The reference for the underlying machinery already lives in ch.23a — Privacy and ch.23b — Large blobs. This page is the tutorial layered on top of those references: a single running example, four progressive tiers, and the trace output you'll actually see at each step.

Why this exists

re-frame2's third pillar is one trace surface that every tool reads — Causa for the cascade graph, re-frame2-pair-mcp for AI pairing, story for playgrounds, the Datadog shipper from ch.22 for production observability. That uniformity is the killer feature when you're debugging. It is also the killer threat: every event your app dispatches and every app-db snapshot the runtime captures rides the same bus. If the bus goes off-box without privacy honouring, your customer's card number lands in five places at once.

The framework's stance is declare once at the source of truth, every consumer honours the declaration. You write a flag on one line; the runtime substitutes a sentinel everywhere that flag's path appears. No per-consumer plumbing.
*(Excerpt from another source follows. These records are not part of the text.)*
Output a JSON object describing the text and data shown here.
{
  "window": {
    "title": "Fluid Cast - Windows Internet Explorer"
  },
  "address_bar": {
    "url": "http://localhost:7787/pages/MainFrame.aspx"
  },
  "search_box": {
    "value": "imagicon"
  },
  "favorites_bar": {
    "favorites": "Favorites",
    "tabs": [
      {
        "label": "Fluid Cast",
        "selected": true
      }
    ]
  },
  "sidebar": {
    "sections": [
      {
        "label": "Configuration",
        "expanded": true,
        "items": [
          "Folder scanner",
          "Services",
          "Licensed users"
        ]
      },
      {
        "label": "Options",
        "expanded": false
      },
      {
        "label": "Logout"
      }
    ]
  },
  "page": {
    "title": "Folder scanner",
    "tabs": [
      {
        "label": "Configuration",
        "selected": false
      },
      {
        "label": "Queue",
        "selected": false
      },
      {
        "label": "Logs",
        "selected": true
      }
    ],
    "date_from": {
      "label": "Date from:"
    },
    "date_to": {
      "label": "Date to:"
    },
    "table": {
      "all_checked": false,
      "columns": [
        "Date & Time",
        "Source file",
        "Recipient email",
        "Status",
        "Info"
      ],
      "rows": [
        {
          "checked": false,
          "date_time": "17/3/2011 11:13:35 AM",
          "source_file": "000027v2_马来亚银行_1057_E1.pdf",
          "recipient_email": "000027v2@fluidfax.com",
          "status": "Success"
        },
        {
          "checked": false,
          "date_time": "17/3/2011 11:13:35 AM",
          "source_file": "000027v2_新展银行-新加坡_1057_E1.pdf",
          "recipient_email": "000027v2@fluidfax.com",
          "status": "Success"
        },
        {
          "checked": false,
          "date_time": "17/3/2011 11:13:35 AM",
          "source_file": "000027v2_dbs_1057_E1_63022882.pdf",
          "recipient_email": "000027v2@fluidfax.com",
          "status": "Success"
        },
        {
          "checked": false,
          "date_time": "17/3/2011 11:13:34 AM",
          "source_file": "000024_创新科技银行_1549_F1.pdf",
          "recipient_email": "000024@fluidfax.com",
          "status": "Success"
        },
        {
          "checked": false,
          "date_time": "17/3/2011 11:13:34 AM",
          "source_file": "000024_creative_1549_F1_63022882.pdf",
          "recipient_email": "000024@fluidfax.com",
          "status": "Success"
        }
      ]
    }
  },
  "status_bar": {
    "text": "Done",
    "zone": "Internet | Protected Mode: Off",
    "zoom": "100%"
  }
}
The running example — a payments-and-records app

Imagine you're building BillFlow, a small SaaS that:

  • collects card details for paid plans (sensitive PII)
  • lets users download a GDPR "all my data" export bundle (sensitive composition)
  • lets users attach a profile photo or a scanned ID (large blobs, sometimes sensitive)
  • runs server-side jobs that import patient records from a clinic's CSV (sensitive blobs you didn't write the schema for)

Four scenarios, four tiers of disclosure. We'll build each one up.

Tier 1 — one flag on one schema slot

You're shipping the card-details form. The user types their PAN, expiry, and CVV; your handler stores them in app-db long enough to call the payment processor's tokenisation endpoint, then clears the slot.

Without any declaration, here is what every consumer of the trace bus sees the moment the user clicks Pay:

;; BEFORE — no :sensitive? declaration
{:operation :event/dispatched
 :tags      {:event [:payments/tokenise-card
                     {:pan        "4242424242424242"
                      :exp        "12/29"
                      :cvv        "737"
                      :postcode   "SW1A 1AA"}]}
 :source    :user
 ...}

Datadog now has the PAN. The Causa cascade graph has the PAN. The re-frame2-pair-mcp agent attached to your debug session has the PAN. The story recorder you used to capture the bug yesterday has the PAN baked into the saved scenario file. You did nothing wrong — you just hadn't told the framework which field was sensitive.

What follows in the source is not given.